The whole vibe of fighting through North Africa is also utterly different from the missions I played last time. As the Allies in Italy, you’re sneaking through lush vineyards and blasting apart beautiful Renaissance churches, quite literally destroying the past to save the future. There’s a persistent sense of melancholy as you think about the fact that these places would all be spectacular vacation spots if there weren’t a horrible war going on. Out here on the baking dunes, there’s always a sense that this is a hostile land which doesn’t want you around. I’m a little bit disappointed that the sand and heat don’t actually affect your units – I think I was in the minority in that I really enjoyed the weather system and having to keep my units from freezing in Company of Heroes 2. But the lighting and architecture definitely tell a rich story.

I’m a little bit disappointed that the sand and heat don’t actually affect your units.

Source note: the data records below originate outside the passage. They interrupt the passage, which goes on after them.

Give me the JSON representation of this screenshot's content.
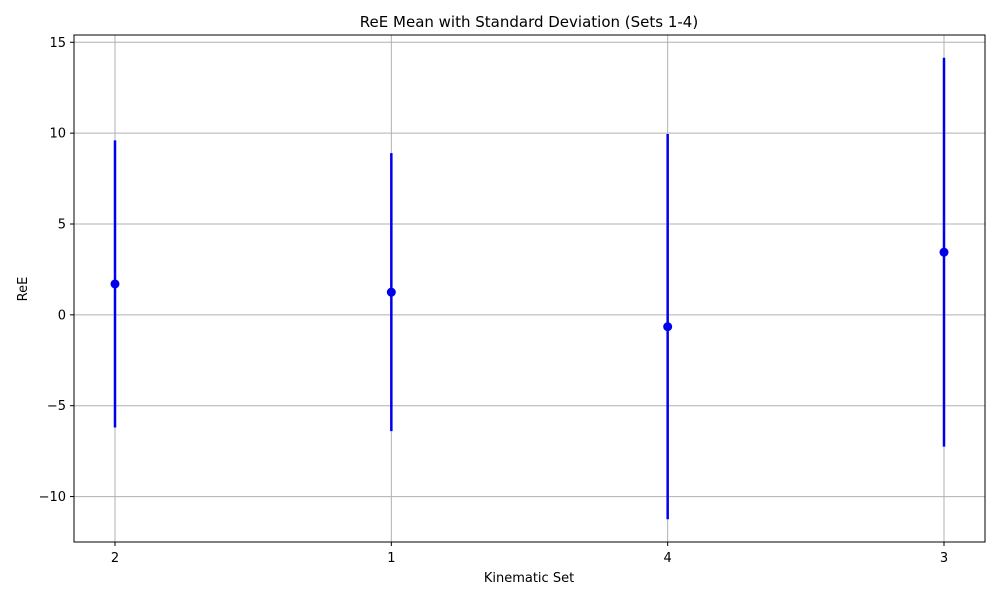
{
  "chart_data": {
    "type": "errorbar",
    "title": "ReE Mean with Standard Deviation (Sets 1-4)",
    "xlabel": "Kinematic Set",
    "ylabel": "ReE",
    "categories": [
      "2",
      "1",
      "4",
      "3"
    ],
    "means": [
      1.7,
      1.25,
      -0.65,
      3.45
    ],
    "std": [
      7.9,
      7.65,
      10.6,
      10.7
    ],
    "ylim": [
      -12.5,
      15.4
    ],
    "yticks": [
      -10,
      -5,
      0,
      5,
      10,
      15
    ],
    "ytick_labels": [
      "−10",
      "−5",
      "0",
      "5",
      "10",
      "15"
    ],
    "grid": true,
    "color": "#0000ee"
  }
}
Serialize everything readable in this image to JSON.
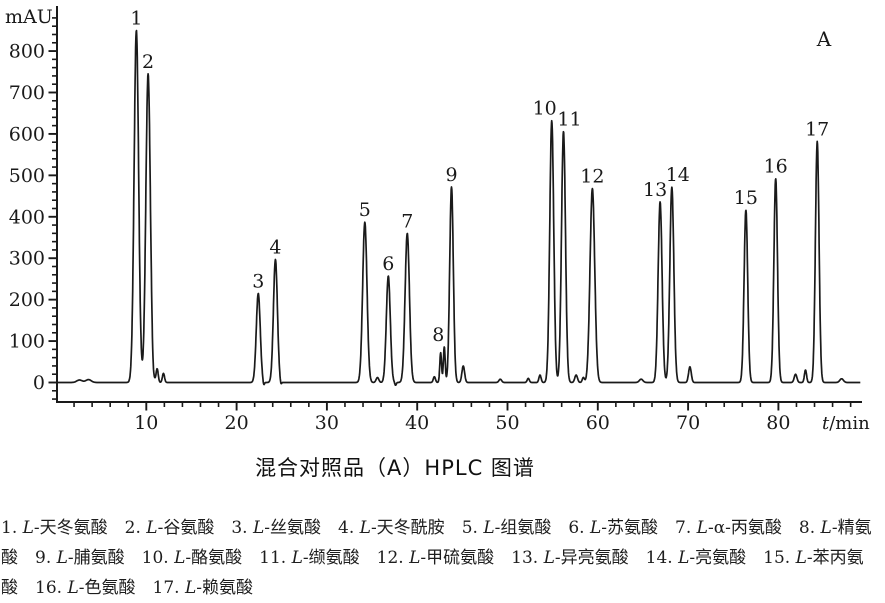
{
  "figure": {
    "caption": "混合对照品（A）HPLC 图谱",
    "panel_label": "A"
  },
  "chart_data": {
    "type": "line",
    "title": "混合对照品（A）HPLC 图谱",
    "xlabel": "t/min",
    "ylabel": "mAU",
    "xlim": [
      0,
      89
    ],
    "ylim": [
      -50,
      900
    ],
    "x_ticks_major": [
      10,
      20,
      30,
      40,
      50,
      60,
      70,
      80
    ],
    "x_tick_minor_step": 2,
    "y_ticks_major": [
      0,
      100,
      200,
      300,
      400,
      500,
      600,
      700,
      800
    ],
    "y_tick_minor_step": 20,
    "grid": false,
    "legend_position": "none",
    "panel_label": "A",
    "peaks": [
      {
        "label": "1",
        "t_min": 8.9,
        "height_mau": 850,
        "sigma": 0.25
      },
      {
        "label": "2",
        "t_min": 10.2,
        "height_mau": 745,
        "sigma": 0.25
      },
      {
        "label": "3",
        "t_min": 22.4,
        "height_mau": 215,
        "sigma": 0.22
      },
      {
        "label": "4",
        "t_min": 24.3,
        "height_mau": 297,
        "sigma": 0.22
      },
      {
        "label": "5",
        "t_min": 34.2,
        "height_mau": 387,
        "sigma": 0.24
      },
      {
        "label": "6",
        "t_min": 36.8,
        "height_mau": 257,
        "sigma": 0.22
      },
      {
        "label": "7",
        "t_min": 38.9,
        "height_mau": 360,
        "sigma": 0.24
      },
      {
        "label": "8",
        "t_min": 43.0,
        "height_mau": 86,
        "sigma": 0.1,
        "label_dx": -6
      },
      {
        "label": "9",
        "t_min": 43.8,
        "height_mau": 472,
        "sigma": 0.2
      },
      {
        "label": "10",
        "t_min": 54.9,
        "height_mau": 632,
        "sigma": 0.22,
        "label_dx": -7
      },
      {
        "label": "11",
        "t_min": 56.2,
        "height_mau": 606,
        "sigma": 0.22,
        "label_dx": 6
      },
      {
        "label": "12",
        "t_min": 59.4,
        "height_mau": 468,
        "sigma": 0.26
      },
      {
        "label": "13",
        "t_min": 66.9,
        "height_mau": 436,
        "sigma": 0.22,
        "label_dx": -5
      },
      {
        "label": "14",
        "t_min": 68.2,
        "height_mau": 472,
        "sigma": 0.22,
        "label_dx": 6
      },
      {
        "label": "15",
        "t_min": 76.4,
        "height_mau": 416,
        "sigma": 0.2
      },
      {
        "label": "16",
        "t_min": 79.7,
        "height_mau": 492,
        "sigma": 0.2
      },
      {
        "label": "17",
        "t_min": 84.3,
        "height_mau": 582,
        "sigma": 0.2
      }
    ],
    "baseline_features": [
      [
        2.6,
        6,
        0.3
      ],
      [
        3.6,
        7,
        0.3
      ],
      [
        10.75,
        -12,
        0.08
      ],
      [
        11.2,
        33,
        0.12
      ],
      [
        11.9,
        22,
        0.12
      ],
      [
        23.0,
        -9,
        0.08
      ],
      [
        24.9,
        -8,
        0.08
      ],
      [
        35.6,
        12,
        0.15
      ],
      [
        37.6,
        -7,
        0.08
      ],
      [
        41.9,
        14,
        0.12
      ],
      [
        42.6,
        72,
        0.1
      ],
      [
        45.1,
        40,
        0.15
      ],
      [
        49.2,
        8,
        0.15
      ],
      [
        52.3,
        10,
        0.12
      ],
      [
        53.6,
        18,
        0.12
      ],
      [
        57.6,
        18,
        0.15
      ],
      [
        58.4,
        12,
        0.12
      ],
      [
        64.8,
        8,
        0.2
      ],
      [
        70.2,
        38,
        0.15
      ],
      [
        81.9,
        20,
        0.15
      ],
      [
        83.0,
        30,
        0.12
      ],
      [
        87.0,
        9,
        0.2
      ]
    ]
  },
  "legend": {
    "chirality_prefix": "L",
    "items": [
      {
        "num": "1",
        "name": "天冬氨酸"
      },
      {
        "num": "2",
        "name": "谷氨酸"
      },
      {
        "num": "3",
        "name": "丝氨酸"
      },
      {
        "num": "4",
        "name": "天冬酰胺"
      },
      {
        "num": "5",
        "name": "组氨酸"
      },
      {
        "num": "6",
        "name": "苏氨酸"
      },
      {
        "num": "7",
        "name": "α-丙氨酸"
      },
      {
        "num": "8",
        "name": "精氨酸"
      },
      {
        "num": "9",
        "name": "脯氨酸"
      },
      {
        "num": "10",
        "name": "酪氨酸"
      },
      {
        "num": "11",
        "name": "缬氨酸"
      },
      {
        "num": "12",
        "name": "甲硫氨酸"
      },
      {
        "num": "13",
        "name": "异亮氨酸"
      },
      {
        "num": "14",
        "name": "亮氨酸"
      },
      {
        "num": "15",
        "name": "苯丙氨酸"
      },
      {
        "num": "16",
        "name": "色氨酸"
      },
      {
        "num": "17",
        "name": "赖氨酸"
      }
    ]
  }
}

My first task was to break through a British trench line, which I did somewhat ahistorically by Tokyo drifting my tanks around to take advantage of the new directional armor system as much as possible. COH 3’s tactical pause even lets you choreograph maneuvers worthy of a Fast and the Furious climax scene. With the DAK’s talent for getting battered panzers back onto the front line quickly, you can afford to take more risks with even some pretty expensive units.

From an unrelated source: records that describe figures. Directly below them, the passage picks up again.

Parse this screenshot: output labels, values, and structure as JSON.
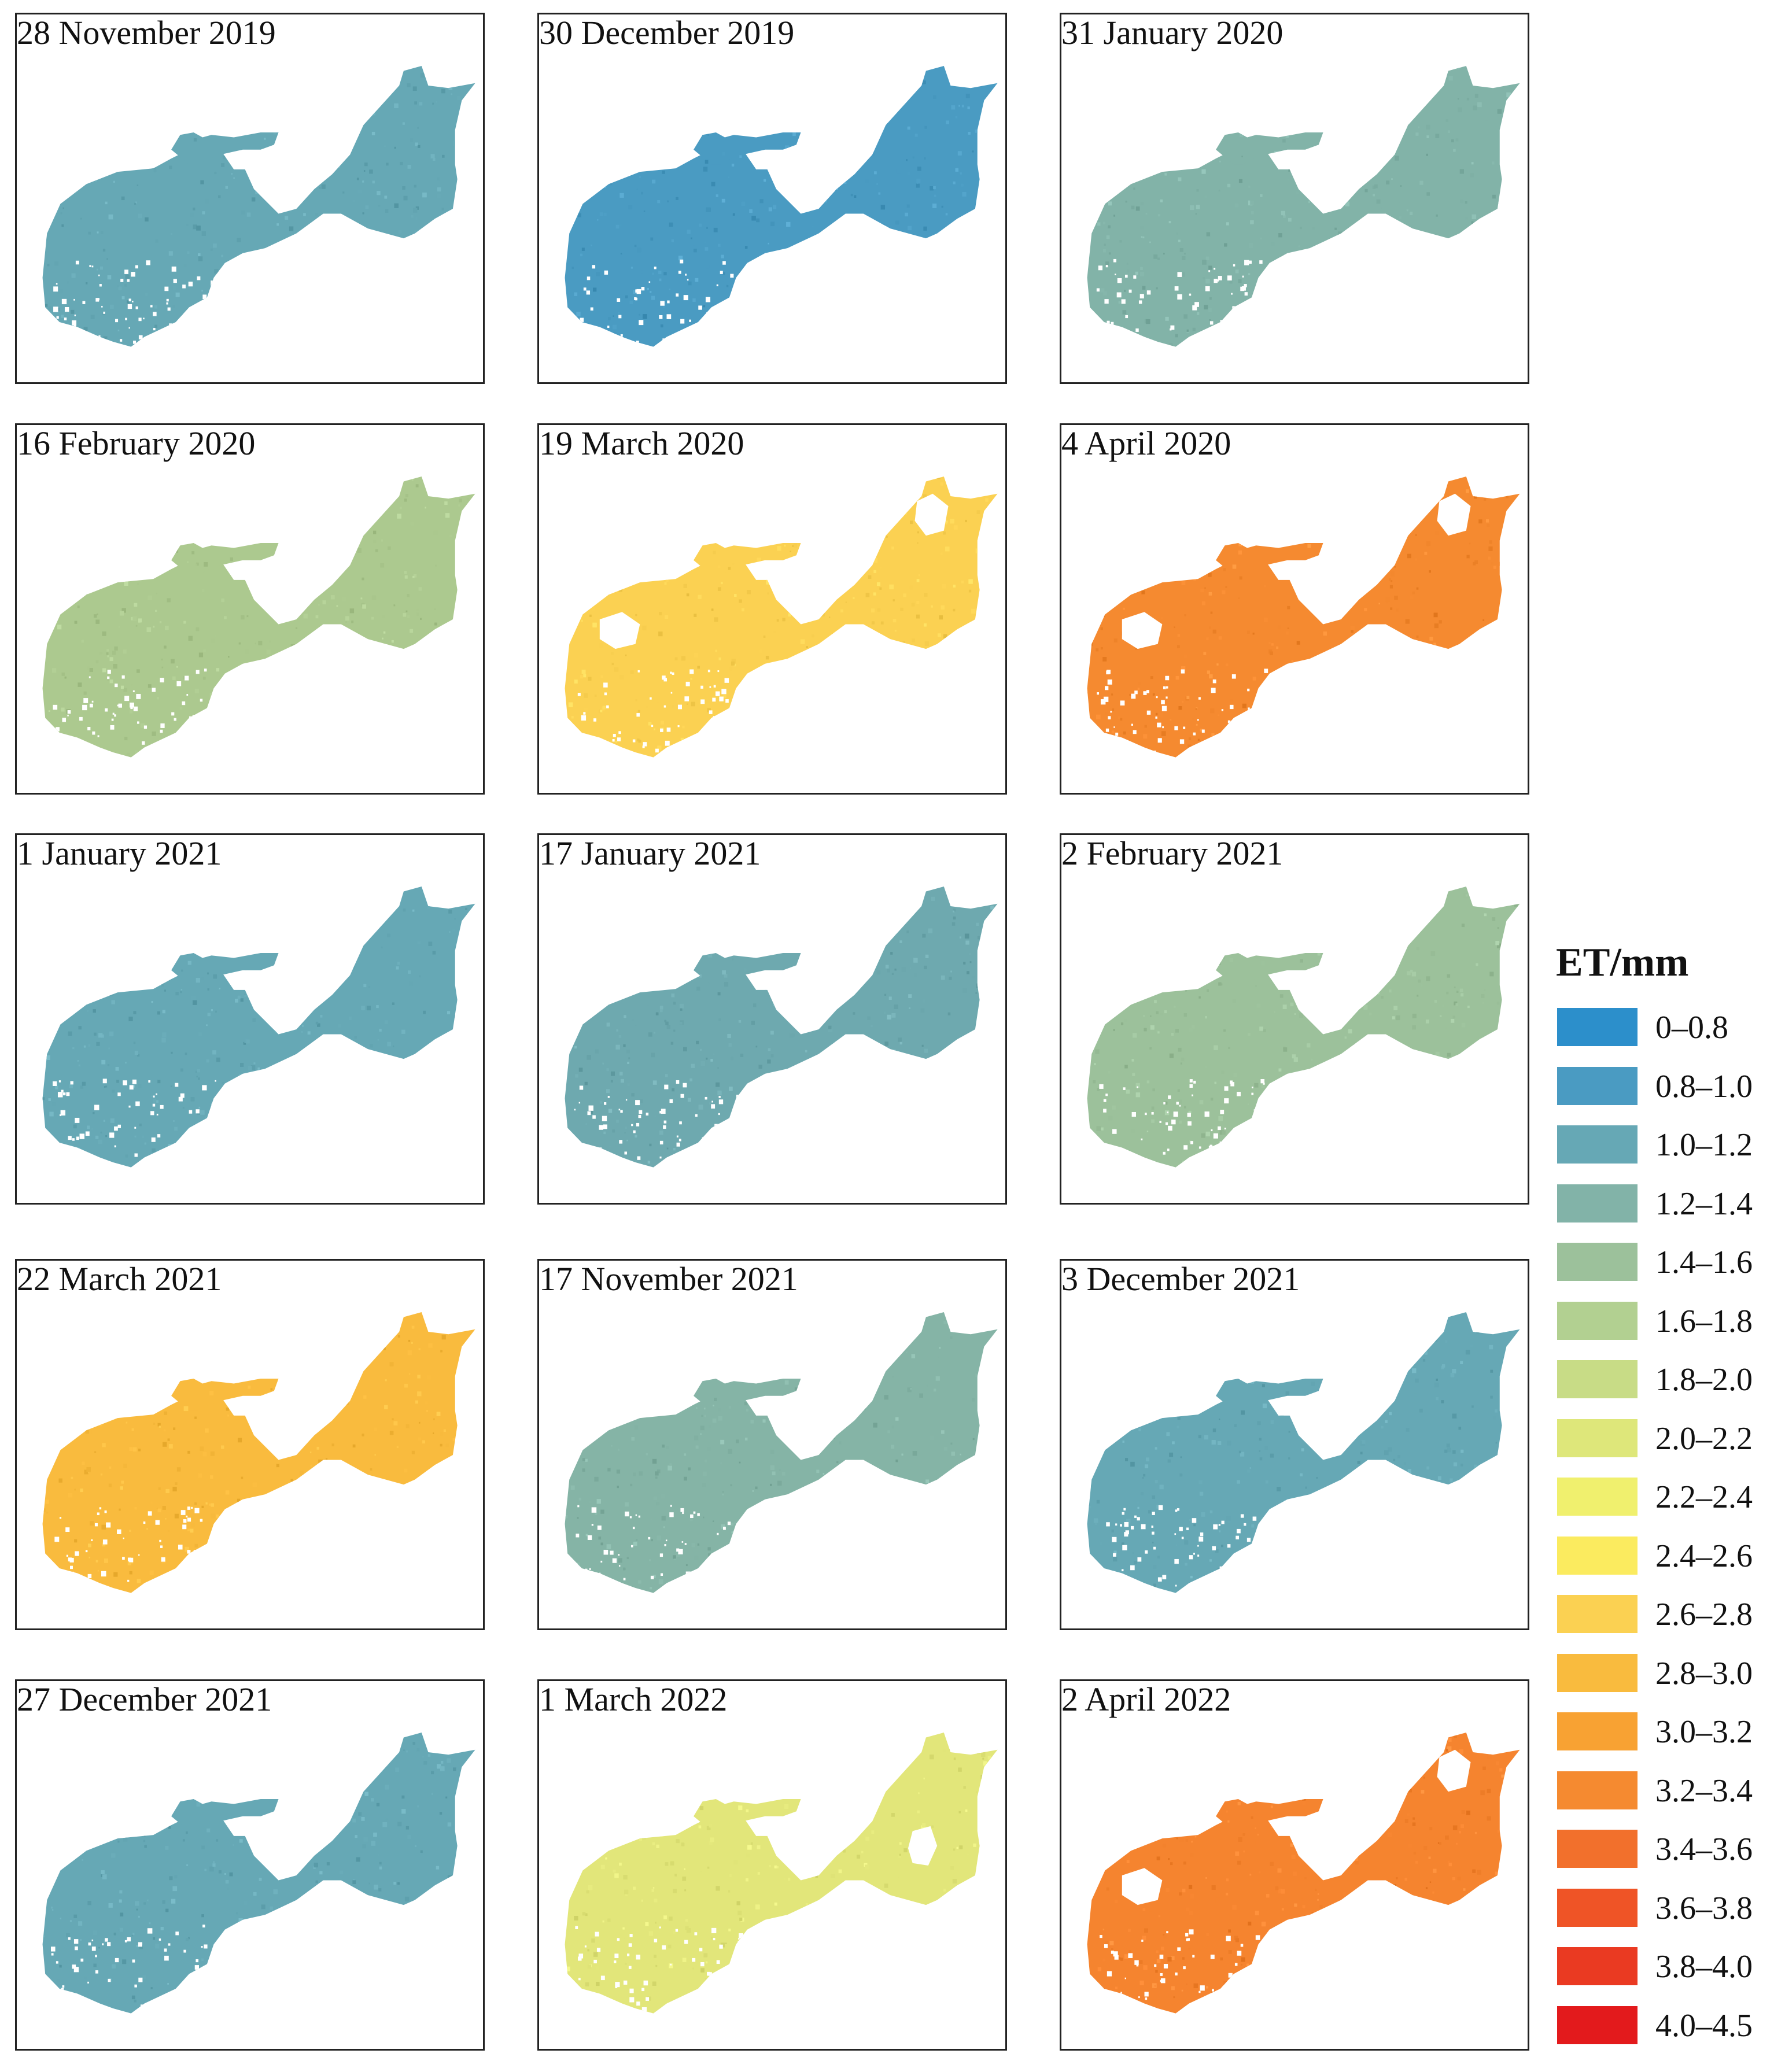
{
  "panels": [
    {
      "date": "28 November 2019",
      "color": "#66A8B5",
      "class_range": "1.0–1.2",
      "blank_patches": []
    },
    {
      "date": "30 December 2019",
      "color": "#4A9BC2",
      "class_range": "0.8–1.0",
      "blank_patches": []
    },
    {
      "date": "31 January 2020",
      "color": "#82B3A8",
      "class_range": "1.2–1.4",
      "blank_patches": []
    },
    {
      "date": "16 February 2020",
      "color": "#ACC98F",
      "class_range": "1.6–1.8",
      "blank_patches": []
    },
    {
      "date": "19 March 2020",
      "color": "#FBD152",
      "class_range": "2.6–2.8",
      "blank_patches": [
        "north-east",
        "west"
      ]
    },
    {
      "date": "4 April 2020",
      "color": "#F58A30",
      "class_range": "3.2–3.4",
      "blank_patches": [
        "north-east",
        "west"
      ]
    },
    {
      "date": "1 January 2021",
      "color": "#66A8B5",
      "class_range": "1.0–1.2",
      "blank_patches": []
    },
    {
      "date": "17 January 2021",
      "color": "#6EA9AF",
      "class_range": "1.0–1.2",
      "blank_patches": []
    },
    {
      "date": "2 February 2021",
      "color": "#9CC19B",
      "class_range": "1.4–1.6",
      "blank_patches": []
    },
    {
      "date": "22 March 2021",
      "color": "#F9BB3E",
      "class_range": "2.8–3.0",
      "blank_patches": []
    },
    {
      "date": "17 November 2021",
      "color": "#85B4A6",
      "class_range": "1.2–1.4",
      "blank_patches": []
    },
    {
      "date": "3 December 2021",
      "color": "#66A8B5",
      "class_range": "1.0–1.2",
      "blank_patches": []
    },
    {
      "date": "27 December 2021",
      "color": "#66A8B5",
      "class_range": "1.0–1.2",
      "blank_patches": []
    },
    {
      "date": "1 March 2022",
      "color": "#E2E67A",
      "class_range": "2.0–2.2",
      "blank_patches": [
        "east"
      ]
    },
    {
      "date": "2 April 2022",
      "color": "#F5842F",
      "class_range": "3.2–3.4",
      "blank_patches": [
        "north-east",
        "west"
      ]
    }
  ],
  "legend": {
    "title": "ET/mm",
    "classes": [
      {
        "label": "0–0.8",
        "color": "#2C8FCB"
      },
      {
        "label": "0.8–1.0",
        "color": "#4A9BC2"
      },
      {
        "label": "1.0–1.2",
        "color": "#66A8B5"
      },
      {
        "label": "1.2–1.4",
        "color": "#82B3A8"
      },
      {
        "label": "1.4–1.6",
        "color": "#9CC19B"
      },
      {
        "label": "1.6–1.8",
        "color": "#B2D091"
      },
      {
        "label": "1.8–2.0",
        "color": "#C8DC86"
      },
      {
        "label": "2.0–2.2",
        "color": "#DEE77A"
      },
      {
        "label": "2.2–2.4",
        "color": "#F0F06E"
      },
      {
        "label": "2.4–2.6",
        "color": "#FBEB5F"
      },
      {
        "label": "2.6–2.8",
        "color": "#FBD152"
      },
      {
        "label": "2.8–3.0",
        "color": "#F9BB3E"
      },
      {
        "label": "3.0–3.2",
        "color": "#F8A233"
      },
      {
        "label": "3.2–3.4",
        "color": "#F58A30"
      },
      {
        "label": "3.4–3.6",
        "color": "#F2702C"
      },
      {
        "label": "3.6–3.8",
        "color": "#EF5426"
      },
      {
        "label": "3.8–4.0",
        "color": "#EA3A22"
      },
      {
        "label": "4.0–4.5",
        "color": "#E31A1C"
      }
    ]
  }
}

The next phase has you set up the chonky 88mm, but also highlights its weaknesses when enemy artillery zeroes in on you and you’re forced to reposition it in the middle of a battle. Smaller, more agile field guns can be told to manually attack any spot of ground in their range even without vision, so merely letting your enemy get a quick peek at where your 88 is deployed can put it in great danger. I can see this leading to scouting and scout-hunting becoming a lot more important, especially in multiplayer.

You Shall Not Pass

The final phase of the mission gave me a very short amount of time to set up a defensive line in the town to stop the full-speed British retreat. Their units barely stopped to engage me here, so it was really a matter of having enough firepower to make sure no one slipped through. On my first try, a couple infantry units made it past me while my big guns focused on the enemy armor and trucks, reinforcing that what looks like a formidable defensive line can be quite porous if you don’t supplement it with a few machine guns or regular infantry posted up in a window.

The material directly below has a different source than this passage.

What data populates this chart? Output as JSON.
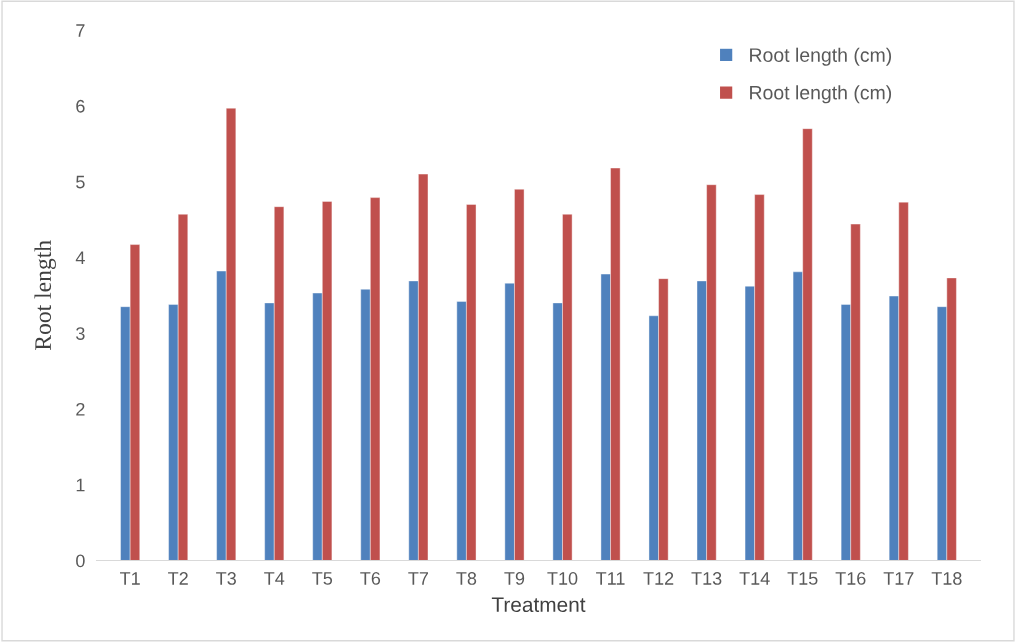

It’s certainly ambitious to include two, very different single-player campaigns in Company of Heroes 3, covering a large swathe of the Mediterranean theater and entirely different eras of the war. The developers told me they obviously have had to think carefully about how to balance these factions when, for instance, the DAK is years behind the other three technologically. In multiplayer, the remaining playable armies represent the German, British, and American forces from later in the war. The idea is that they should be able to hold their own and succeed on any map, though, and won’t be tuned to excel specifically in the desert at the expense of other environments.

If you don’t want to take my word for it, though, you can try out the mission yourself starting today and running through July 19th!